Growth Energy is in the early stages of establishing a consent decree with EPA for a 2023 timeline and in late April filed paperwork seeking “an injunction requiring EPA promptly to promulgate a rule establishing applicable volumes for 2023.”
Asked about the issue in an interview with Agri-Pulse, Skor acknowledged the organization and the EPA are “having conversations” but declined to “talk about any timetable at this point.” In a statement when the filing took place, she said the prioritization of biofuels in the country’s fuel supply “can’t happen if EPA continues to fail to meet deadlines.
The agency is technically already behind; in years where congressional volume targets were established – up until 2022 – the agency was required to finalize RVOs by Nov. 30 of the previous year. Once those targets expire, the deadline moves to 14 months before the beginning of the compliance year. Under that timeline, EPA should have finalized the 2023 volumes in late 2021, but those targets have yet to be proposed with less than seven months before the year begins.
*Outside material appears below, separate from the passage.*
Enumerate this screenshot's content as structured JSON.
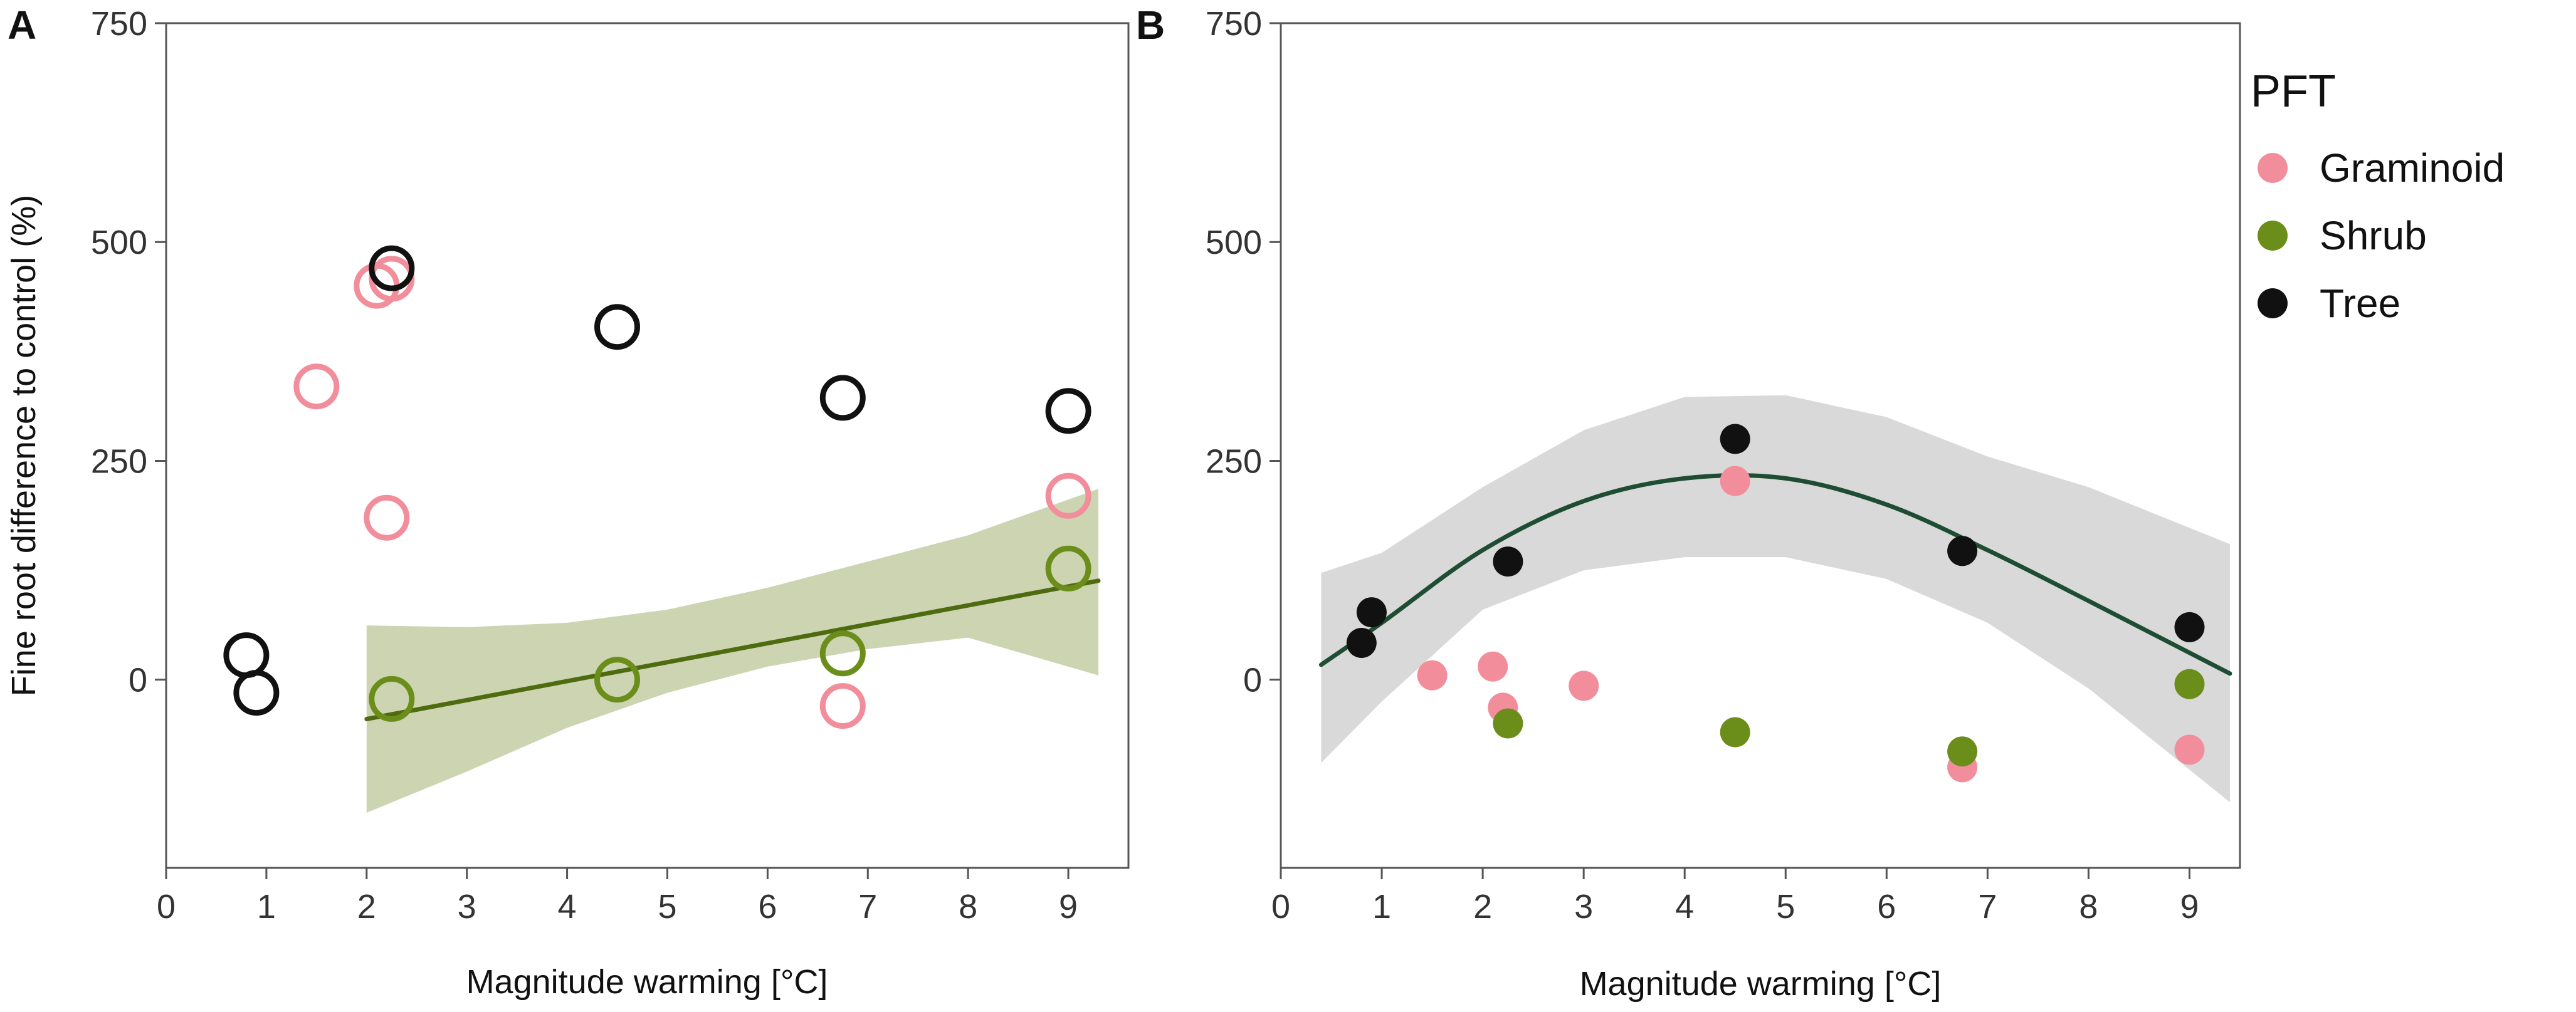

The outcome of the Growth Energy consent decree could ultimately set a timeline, but Kovarik says he expects the volumes to be finalized in early 2023. There’s also the question about how many years EPA plans to include in its first rulemaking of the RFS “set” process, which must be based on the rulemaking of the previous years as well as the agency’s analysis of a six-factor process including everything ranging from climate change to energy security.
As the industry negotiates a timeline behind closed doors and calls for volumetric expansion in public, Regan said the agency plans to keep ag stakeholders in the loop on conversations about the future of the program.
“The president indicated from day one that biofuels would be a part of the climate solution, and especially advanced biofuels,” he said. “As we get beyond these 2020, 2021 and 2022 RVOs and look at 2023 and beyond, we believe the future for biofuels is bright.”